Over a period of six years he lived in a kind of ‘hippy’ commune at 76 Station Road in Broxbourne and painted or drew several thousand pictures. He was experimenting furiously with his own aesthetic, but before he could mature as an artist, in 1982, aged just 27, his life was cut short when he was murdered. This quiet, gentle, unassuming and striving artist was stabbed to death on a quiet road in the tiny Hertfordshire town of Broxbourne. It remains one of the few unsolved murders in Britain.

His mother has been the custodian of his art since then. Kept in boxes, on walls in the garage and spare rooms. She was her son’s first serious subject, captured in the picture above, painted age 12. (The age he is in the ‘cousins’ photo). It was the painting that alerted art educator, Harman Sumray, to his student’s potential. Keith focussed on painting the familiar. Whether it be the much younger brother or the scene from his bedroom window in Broxbourne.

Keith’s is a familiar story of how an artist struggles to fashion a personal vision in a demanding world. His vision was ultimately incomplete and this exhibition is a reminder of the artistic aspiration of finding a unique way of representing the world. He wrote: “Art is the result of an urge. Controlled and applied by the will of the Artist. Though the urge often comes out far stronger than the control.” (1976)
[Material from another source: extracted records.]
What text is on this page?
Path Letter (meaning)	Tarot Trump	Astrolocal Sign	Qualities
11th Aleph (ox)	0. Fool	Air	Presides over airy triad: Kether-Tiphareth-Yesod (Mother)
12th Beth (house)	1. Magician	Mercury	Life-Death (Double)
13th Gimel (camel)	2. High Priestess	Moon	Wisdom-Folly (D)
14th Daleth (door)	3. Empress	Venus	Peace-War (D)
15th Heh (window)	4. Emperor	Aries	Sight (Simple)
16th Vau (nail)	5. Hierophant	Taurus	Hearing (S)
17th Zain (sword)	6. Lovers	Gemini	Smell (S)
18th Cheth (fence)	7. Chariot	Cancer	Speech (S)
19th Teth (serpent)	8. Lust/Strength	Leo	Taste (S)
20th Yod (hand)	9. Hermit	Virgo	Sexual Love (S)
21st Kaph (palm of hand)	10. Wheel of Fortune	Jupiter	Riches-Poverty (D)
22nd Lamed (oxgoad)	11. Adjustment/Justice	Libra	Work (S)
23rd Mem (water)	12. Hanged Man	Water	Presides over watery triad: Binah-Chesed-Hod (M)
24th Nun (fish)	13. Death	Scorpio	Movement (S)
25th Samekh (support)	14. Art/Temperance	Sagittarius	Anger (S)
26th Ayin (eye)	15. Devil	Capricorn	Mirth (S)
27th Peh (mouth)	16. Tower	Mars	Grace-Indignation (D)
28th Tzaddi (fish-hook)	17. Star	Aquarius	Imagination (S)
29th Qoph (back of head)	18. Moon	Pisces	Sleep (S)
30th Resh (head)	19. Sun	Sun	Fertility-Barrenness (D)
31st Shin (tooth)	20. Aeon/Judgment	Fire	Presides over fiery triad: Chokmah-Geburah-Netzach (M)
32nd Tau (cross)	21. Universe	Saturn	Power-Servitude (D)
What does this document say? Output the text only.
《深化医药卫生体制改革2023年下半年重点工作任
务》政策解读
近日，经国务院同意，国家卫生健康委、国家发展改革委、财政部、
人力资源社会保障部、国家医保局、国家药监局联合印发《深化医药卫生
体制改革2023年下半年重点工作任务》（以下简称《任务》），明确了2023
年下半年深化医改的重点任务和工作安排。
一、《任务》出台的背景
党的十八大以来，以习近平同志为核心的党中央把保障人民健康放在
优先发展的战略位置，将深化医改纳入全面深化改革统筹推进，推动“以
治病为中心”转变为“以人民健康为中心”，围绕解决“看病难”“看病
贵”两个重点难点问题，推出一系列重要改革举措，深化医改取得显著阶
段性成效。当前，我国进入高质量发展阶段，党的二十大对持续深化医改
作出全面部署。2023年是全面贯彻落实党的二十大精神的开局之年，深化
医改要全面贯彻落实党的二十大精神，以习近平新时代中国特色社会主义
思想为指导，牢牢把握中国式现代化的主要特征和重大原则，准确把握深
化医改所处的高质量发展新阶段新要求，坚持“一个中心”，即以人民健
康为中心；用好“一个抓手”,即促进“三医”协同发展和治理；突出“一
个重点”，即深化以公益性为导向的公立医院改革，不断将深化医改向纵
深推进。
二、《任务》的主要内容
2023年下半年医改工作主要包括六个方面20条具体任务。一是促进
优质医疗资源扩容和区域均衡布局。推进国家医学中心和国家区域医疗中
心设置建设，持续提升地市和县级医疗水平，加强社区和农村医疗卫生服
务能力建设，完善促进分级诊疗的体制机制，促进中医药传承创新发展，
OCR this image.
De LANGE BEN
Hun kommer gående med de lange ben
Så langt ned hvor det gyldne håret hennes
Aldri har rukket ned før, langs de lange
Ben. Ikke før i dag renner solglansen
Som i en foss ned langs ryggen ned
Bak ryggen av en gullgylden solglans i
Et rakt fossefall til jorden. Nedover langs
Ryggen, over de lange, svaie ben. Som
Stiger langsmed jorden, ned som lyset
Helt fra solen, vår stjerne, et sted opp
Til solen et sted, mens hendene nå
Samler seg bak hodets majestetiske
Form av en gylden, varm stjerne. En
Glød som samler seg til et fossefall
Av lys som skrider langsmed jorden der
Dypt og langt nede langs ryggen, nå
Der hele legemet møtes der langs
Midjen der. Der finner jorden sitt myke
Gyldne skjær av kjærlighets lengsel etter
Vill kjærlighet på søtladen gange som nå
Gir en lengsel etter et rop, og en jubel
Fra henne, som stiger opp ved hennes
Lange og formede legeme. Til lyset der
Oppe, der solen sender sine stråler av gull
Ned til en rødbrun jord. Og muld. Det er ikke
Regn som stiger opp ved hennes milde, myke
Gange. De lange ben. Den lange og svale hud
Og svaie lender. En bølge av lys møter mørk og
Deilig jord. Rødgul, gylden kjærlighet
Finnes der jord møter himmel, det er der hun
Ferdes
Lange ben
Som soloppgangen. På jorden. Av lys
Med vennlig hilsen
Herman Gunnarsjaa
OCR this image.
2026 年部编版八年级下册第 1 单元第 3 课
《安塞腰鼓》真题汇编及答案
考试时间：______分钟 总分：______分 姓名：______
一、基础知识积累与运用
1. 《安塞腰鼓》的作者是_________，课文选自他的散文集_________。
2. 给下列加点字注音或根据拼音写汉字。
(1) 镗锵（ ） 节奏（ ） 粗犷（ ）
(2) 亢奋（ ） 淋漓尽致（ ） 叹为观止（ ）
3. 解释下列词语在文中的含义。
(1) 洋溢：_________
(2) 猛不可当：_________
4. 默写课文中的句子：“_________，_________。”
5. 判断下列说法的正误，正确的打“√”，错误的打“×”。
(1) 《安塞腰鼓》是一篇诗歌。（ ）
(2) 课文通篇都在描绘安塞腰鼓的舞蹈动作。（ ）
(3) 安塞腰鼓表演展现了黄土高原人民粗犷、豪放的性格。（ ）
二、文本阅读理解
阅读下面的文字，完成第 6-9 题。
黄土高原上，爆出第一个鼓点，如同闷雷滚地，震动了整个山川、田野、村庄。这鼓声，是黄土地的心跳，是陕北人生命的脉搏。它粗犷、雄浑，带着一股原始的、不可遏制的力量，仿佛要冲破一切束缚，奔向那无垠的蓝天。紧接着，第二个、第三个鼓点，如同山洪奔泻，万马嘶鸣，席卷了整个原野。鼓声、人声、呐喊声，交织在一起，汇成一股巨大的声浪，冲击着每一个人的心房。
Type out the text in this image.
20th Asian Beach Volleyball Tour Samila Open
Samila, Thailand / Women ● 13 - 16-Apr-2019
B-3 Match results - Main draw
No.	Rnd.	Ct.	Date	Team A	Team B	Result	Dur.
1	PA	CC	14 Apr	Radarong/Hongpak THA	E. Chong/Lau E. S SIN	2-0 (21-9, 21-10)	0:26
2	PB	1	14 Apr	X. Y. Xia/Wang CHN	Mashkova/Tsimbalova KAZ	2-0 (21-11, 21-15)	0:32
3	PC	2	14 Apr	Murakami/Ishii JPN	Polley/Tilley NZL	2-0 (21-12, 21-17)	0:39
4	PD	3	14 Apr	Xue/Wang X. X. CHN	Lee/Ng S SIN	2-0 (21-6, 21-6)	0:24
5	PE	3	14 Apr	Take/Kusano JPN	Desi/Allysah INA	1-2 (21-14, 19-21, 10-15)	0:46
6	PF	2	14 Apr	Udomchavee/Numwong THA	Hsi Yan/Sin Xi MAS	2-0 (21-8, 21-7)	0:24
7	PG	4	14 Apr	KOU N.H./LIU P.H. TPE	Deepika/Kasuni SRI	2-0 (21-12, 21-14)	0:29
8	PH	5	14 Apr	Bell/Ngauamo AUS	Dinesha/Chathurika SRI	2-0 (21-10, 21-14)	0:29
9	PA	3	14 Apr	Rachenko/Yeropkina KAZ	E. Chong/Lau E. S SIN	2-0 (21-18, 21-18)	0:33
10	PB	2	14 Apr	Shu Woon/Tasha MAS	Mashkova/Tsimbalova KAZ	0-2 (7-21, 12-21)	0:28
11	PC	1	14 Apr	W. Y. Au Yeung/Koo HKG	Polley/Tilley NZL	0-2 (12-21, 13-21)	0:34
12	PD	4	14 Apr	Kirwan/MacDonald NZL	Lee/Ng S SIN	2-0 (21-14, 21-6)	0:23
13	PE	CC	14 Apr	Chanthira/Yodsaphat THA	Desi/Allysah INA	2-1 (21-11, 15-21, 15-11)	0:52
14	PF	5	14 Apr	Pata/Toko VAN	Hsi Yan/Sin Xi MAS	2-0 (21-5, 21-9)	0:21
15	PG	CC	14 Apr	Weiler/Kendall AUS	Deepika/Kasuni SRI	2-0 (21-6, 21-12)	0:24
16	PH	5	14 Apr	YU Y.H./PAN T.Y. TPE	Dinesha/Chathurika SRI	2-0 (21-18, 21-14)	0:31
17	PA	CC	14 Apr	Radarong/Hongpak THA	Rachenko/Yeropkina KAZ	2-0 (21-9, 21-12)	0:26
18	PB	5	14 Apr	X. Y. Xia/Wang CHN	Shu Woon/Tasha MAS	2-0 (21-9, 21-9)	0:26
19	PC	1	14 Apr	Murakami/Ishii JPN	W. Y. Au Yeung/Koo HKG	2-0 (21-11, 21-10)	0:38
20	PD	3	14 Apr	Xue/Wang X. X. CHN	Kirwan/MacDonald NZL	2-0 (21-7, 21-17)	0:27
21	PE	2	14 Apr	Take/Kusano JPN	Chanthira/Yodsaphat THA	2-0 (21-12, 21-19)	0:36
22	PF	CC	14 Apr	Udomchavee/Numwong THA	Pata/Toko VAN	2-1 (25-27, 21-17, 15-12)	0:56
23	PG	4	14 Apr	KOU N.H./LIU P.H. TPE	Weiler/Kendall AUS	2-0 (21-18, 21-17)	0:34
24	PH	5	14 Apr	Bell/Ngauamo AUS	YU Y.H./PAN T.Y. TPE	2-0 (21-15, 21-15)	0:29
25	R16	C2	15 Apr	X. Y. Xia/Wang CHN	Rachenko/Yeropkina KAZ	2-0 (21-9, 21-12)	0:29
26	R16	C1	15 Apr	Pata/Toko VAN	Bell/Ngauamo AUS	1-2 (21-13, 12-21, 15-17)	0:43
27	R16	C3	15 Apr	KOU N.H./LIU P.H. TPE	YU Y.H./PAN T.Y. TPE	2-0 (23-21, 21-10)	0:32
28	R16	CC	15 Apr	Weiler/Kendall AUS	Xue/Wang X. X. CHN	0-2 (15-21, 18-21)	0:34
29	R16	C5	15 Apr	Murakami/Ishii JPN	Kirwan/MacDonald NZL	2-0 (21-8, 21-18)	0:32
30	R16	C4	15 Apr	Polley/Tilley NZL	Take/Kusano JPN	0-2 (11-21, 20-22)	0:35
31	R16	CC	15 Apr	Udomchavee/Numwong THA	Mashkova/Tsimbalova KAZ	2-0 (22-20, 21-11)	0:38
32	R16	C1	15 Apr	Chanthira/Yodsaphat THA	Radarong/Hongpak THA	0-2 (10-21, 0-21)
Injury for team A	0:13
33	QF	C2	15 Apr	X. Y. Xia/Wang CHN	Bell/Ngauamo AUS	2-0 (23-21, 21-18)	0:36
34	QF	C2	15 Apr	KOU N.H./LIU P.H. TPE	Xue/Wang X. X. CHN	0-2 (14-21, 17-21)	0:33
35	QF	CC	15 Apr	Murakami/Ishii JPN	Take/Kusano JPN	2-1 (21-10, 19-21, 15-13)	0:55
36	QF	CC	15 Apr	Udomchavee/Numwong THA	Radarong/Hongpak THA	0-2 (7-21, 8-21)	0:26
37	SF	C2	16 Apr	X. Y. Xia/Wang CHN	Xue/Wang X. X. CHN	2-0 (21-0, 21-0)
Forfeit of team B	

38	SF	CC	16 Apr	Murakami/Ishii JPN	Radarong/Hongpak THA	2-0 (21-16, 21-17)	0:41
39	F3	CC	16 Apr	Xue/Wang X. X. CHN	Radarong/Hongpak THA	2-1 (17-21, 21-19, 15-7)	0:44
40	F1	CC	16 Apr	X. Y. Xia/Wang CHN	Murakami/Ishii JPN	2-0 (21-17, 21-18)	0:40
The range of styles is extraordinarily varied and the work, although without a specific signature, reflects an emerging talent. Inluences can be seen from Gustav Klimt, Paul Cezanne, Joan Miro, Paul Klee, Friedrich Hudertwasser and even Hieronymus Bosch. One can see Pablo Picasso-guitars warped like Salvador Dali’s soft watches or a David’s star and cat that have echos of Marc Chagall’s dreamlike imagery. His use of bright colours in fantastical scenes reminiscent of Max Ernst. His vividly painted self-portraits often have playful elements with decorative shapes. At other times there is an intense or obsessive character to the work capturing a seemingly lost and desperate artist.

Whilst Keith maintains a structured aproach with many of his studies they too reflect a desire for exploration. He is often using his art in a soul-searching exercise; a particular series exhibit the swirling, meandering style, reminiscent of Edward Munch, not just in the clothing, but that curious hallucinative atmosphere created by Munch. At other times he seems to try and catch his dreams or even more darkly his nightmares. His voice was emerging, he had already begun that journey to join the great art family and become involved in something beyond himself, Goldsmiths had recognised that and taken the gamble on his talent.

His father and brother used to collect hundreds of bits of discarded wood and hardboard as proxies for a canvas. A thoughtful and private man, Keith worked with whatever materials he had to hand to craft a body of work. His body of work demonstrates a lack of cash was no brake on his artistic ambition.